In aggiunta a questo un peggioramento dell'acufene che in maniera molto lieve ho sempre avuto, lo sento in tutta la testa ma credo di localizzarlo maggiormente verso l'orecchio sinistro.

Come primo passo ho avuto un paio di visite da un otorino e in seguito dal medico di famiglia che mi hanno consigliato dei trattamenti nel tentativo di sciogliere del catarro, con prima aerosol, poi Fluifort, in aggiunta ad antibiotico e cortisone.

Data l'inutilità della procedura consultandomi con un secondo otorino e mi conferma che le mie orecchie sono perfette, esame audio impedenzometrico annesso, e mi spinge a farmi visitare da un dentista.

A seguito di un ortopanoramica mi viene allora comunicata una malocclusione e a una specie di deformazione all'articolazione sinistra della mandibola che mi porta a un click di cui non mi ero mai accorto.

Da un mese, quindi, ho iniziato a portare un bite principalmente per sistemare il click e la malocclusione ma la mia dentista afferma che non è certa che l'acufene passi e che soprattutto non ha mai sentito parlare dello scoppiettio che lamento
.

Cercando online ho trovato pochi risultati e molti alludono a una disfunzione della Tuba di Eustachio, con pareri discordanti.

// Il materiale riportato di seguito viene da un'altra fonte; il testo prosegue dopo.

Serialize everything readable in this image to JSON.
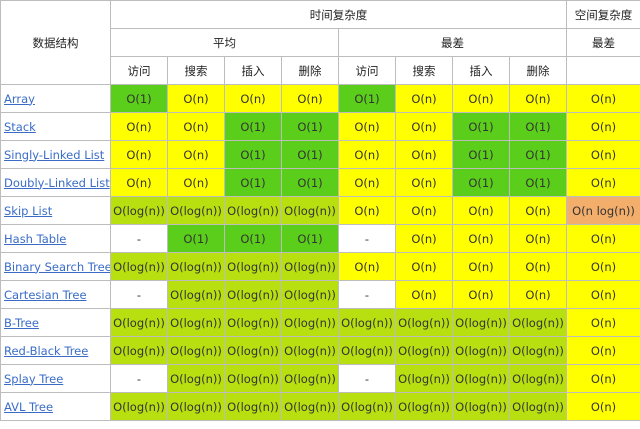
{
  "header": {
    "data_structure": "数据结构",
    "time_complexity": "时间复杂度",
    "space_complexity": "空间复杂度",
    "average": "平均",
    "worst": "最差",
    "space_worst": "最差",
    "ops": [
      "访问",
      "搜索",
      "插入",
      "删除",
      "访问",
      "搜索",
      "插入",
      "删除"
    ]
  },
  "colors": {
    "green": "#5ace1b",
    "lime": "#b8e010",
    "yellow": "#ffff00",
    "orange": "#f4ae6b",
    "white": "#ffffff",
    "link": "#3a6cc7"
  },
  "rows": [
    {
      "name": "Array",
      "cells": [
        [
          "O(1)",
          "green"
        ],
        [
          "O(n)",
          "yellow"
        ],
        [
          "O(n)",
          "yellow"
        ],
        [
          "O(n)",
          "yellow"
        ],
        [
          "O(1)",
          "green"
        ],
        [
          "O(n)",
          "yellow"
        ],
        [
          "O(n)",
          "yellow"
        ],
        [
          "O(n)",
          "yellow"
        ],
        [
          "O(n)",
          "yellow"
        ]
      ]
    },
    {
      "name": "Stack",
      "cells": [
        [
          "O(n)",
          "yellow"
        ],
        [
          "O(n)",
          "yellow"
        ],
        [
          "O(1)",
          "green"
        ],
        [
          "O(1)",
          "green"
        ],
        [
          "O(n)",
          "yellow"
        ],
        [
          "O(n)",
          "yellow"
        ],
        [
          "O(1)",
          "green"
        ],
        [
          "O(1)",
          "green"
        ],
        [
          "O(n)",
          "yellow"
        ]
      ]
    },
    {
      "name": "Singly-Linked List",
      "cells": [
        [
          "O(n)",
          "yellow"
        ],
        [
          "O(n)",
          "yellow"
        ],
        [
          "O(1)",
          "green"
        ],
        [
          "O(1)",
          "green"
        ],
        [
          "O(n)",
          "yellow"
        ],
        [
          "O(n)",
          "yellow"
        ],
        [
          "O(1)",
          "green"
        ],
        [
          "O(1)",
          "green"
        ],
        [
          "O(n)",
          "yellow"
        ]
      ]
    },
    {
      "name": "Doubly-Linked List",
      "cells": [
        [
          "O(n)",
          "yellow"
        ],
        [
          "O(n)",
          "yellow"
        ],
        [
          "O(1)",
          "green"
        ],
        [
          "O(1)",
          "green"
        ],
        [
          "O(n)",
          "yellow"
        ],
        [
          "O(n)",
          "yellow"
        ],
        [
          "O(1)",
          "green"
        ],
        [
          "O(1)",
          "green"
        ],
        [
          "O(n)",
          "yellow"
        ]
      ]
    },
    {
      "name": "Skip List",
      "cells": [
        [
          "O(log(n))",
          "lime"
        ],
        [
          "O(log(n))",
          "lime"
        ],
        [
          "O(log(n))",
          "lime"
        ],
        [
          "O(log(n))",
          "lime"
        ],
        [
          "O(n)",
          "yellow"
        ],
        [
          "O(n)",
          "yellow"
        ],
        [
          "O(n)",
          "yellow"
        ],
        [
          "O(n)",
          "yellow"
        ],
        [
          "O(n log(n))",
          "orange"
        ]
      ]
    },
    {
      "name": "Hash Table",
      "cells": [
        [
          "-",
          "white"
        ],
        [
          "O(1)",
          "green"
        ],
        [
          "O(1)",
          "green"
        ],
        [
          "O(1)",
          "green"
        ],
        [
          "-",
          "white"
        ],
        [
          "O(n)",
          "yellow"
        ],
        [
          "O(n)",
          "yellow"
        ],
        [
          "O(n)",
          "yellow"
        ],
        [
          "O(n)",
          "yellow"
        ]
      ]
    },
    {
      "name": "Binary Search Tree",
      "cells": [
        [
          "O(log(n))",
          "lime"
        ],
        [
          "O(log(n))",
          "lime"
        ],
        [
          "O(log(n))",
          "lime"
        ],
        [
          "O(log(n))",
          "lime"
        ],
        [
          "O(n)",
          "yellow"
        ],
        [
          "O(n)",
          "yellow"
        ],
        [
          "O(n)",
          "yellow"
        ],
        [
          "O(n)",
          "yellow"
        ],
        [
          "O(n)",
          "yellow"
        ]
      ]
    },
    {
      "name": "Cartesian Tree",
      "cells": [
        [
          "-",
          "white"
        ],
        [
          "O(log(n))",
          "lime"
        ],
        [
          "O(log(n))",
          "lime"
        ],
        [
          "O(log(n))",
          "lime"
        ],
        [
          "-",
          "white"
        ],
        [
          "O(n)",
          "yellow"
        ],
        [
          "O(n)",
          "yellow"
        ],
        [
          "O(n)",
          "yellow"
        ],
        [
          "O(n)",
          "yellow"
        ]
      ]
    },
    {
      "name": "B-Tree",
      "cells": [
        [
          "O(log(n))",
          "lime"
        ],
        [
          "O(log(n))",
          "lime"
        ],
        [
          "O(log(n))",
          "lime"
        ],
        [
          "O(log(n))",
          "lime"
        ],
        [
          "O(log(n))",
          "lime"
        ],
        [
          "O(log(n))",
          "lime"
        ],
        [
          "O(log(n))",
          "lime"
        ],
        [
          "O(log(n))",
          "lime"
        ],
        [
          "O(n)",
          "yellow"
        ]
      ]
    },
    {
      "name": "Red-Black Tree",
      "cells": [
        [
          "O(log(n))",
          "lime"
        ],
        [
          "O(log(n))",
          "lime"
        ],
        [
          "O(log(n))",
          "lime"
        ],
        [
          "O(log(n))",
          "lime"
        ],
        [
          "O(log(n))",
          "lime"
        ],
        [
          "O(log(n))",
          "lime"
        ],
        [
          "O(log(n))",
          "lime"
        ],
        [
          "O(log(n))",
          "lime"
        ],
        [
          "O(n)",
          "yellow"
        ]
      ]
    },
    {
      "name": "Splay Tree",
      "cells": [
        [
          "-",
          "white"
        ],
        [
          "O(log(n))",
          "lime"
        ],
        [
          "O(log(n))",
          "lime"
        ],
        [
          "O(log(n))",
          "lime"
        ],
        [
          "-",
          "white"
        ],
        [
          "O(log(n))",
          "lime"
        ],
        [
          "O(log(n))",
          "lime"
        ],
        [
          "O(log(n))",
          "lime"
        ],
        [
          "O(n)",
          "yellow"
        ]
      ]
    },
    {
      "name": "AVL Tree",
      "cells": [
        [
          "O(log(n))",
          "lime"
        ],
        [
          "O(log(n))",
          "lime"
        ],
        [
          "O(log(n))",
          "lime"
        ],
        [
          "O(log(n))",
          "lime"
        ],
        [
          "O(log(n))",
          "lime"
        ],
        [
          "O(log(n))",
          "lime"
        ],
        [
          "O(log(n))",
          "lime"
        ],
        [
          "O(log(n))",
          "lime"
        ],
        [
          "O(n)",
          "yellow"
        ]
      ]
    }
  ]
}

In breve, nonostante debba portare il bite almeno 6 mesi, a un mese dall'inizio della terapia non ho praticamente trovato alcun giovamento della mia situazione e vorrei avere conferme o negazioni al mio riguardo, quello che sto facendo mi aiuterà davvero o sto sprecando tempo e soldi avendo sbagliato totalmente strada?

Grazie in anticipo.

[#1]  
Dr. Raffaello Brunori

Referente scientifico Referente Scientifico
32% attività
20% attualità
16% socialità
ROMA (RM)

Rank MI+ 68
Iscritto dal 2008
Credo che la strada intrapresa si giusta, solo che i risultati si incominciano a vedere dopo molti mesi dall'inizio della cura. Attendiamo, quindi, con pazienza l'esito della cura con il bite.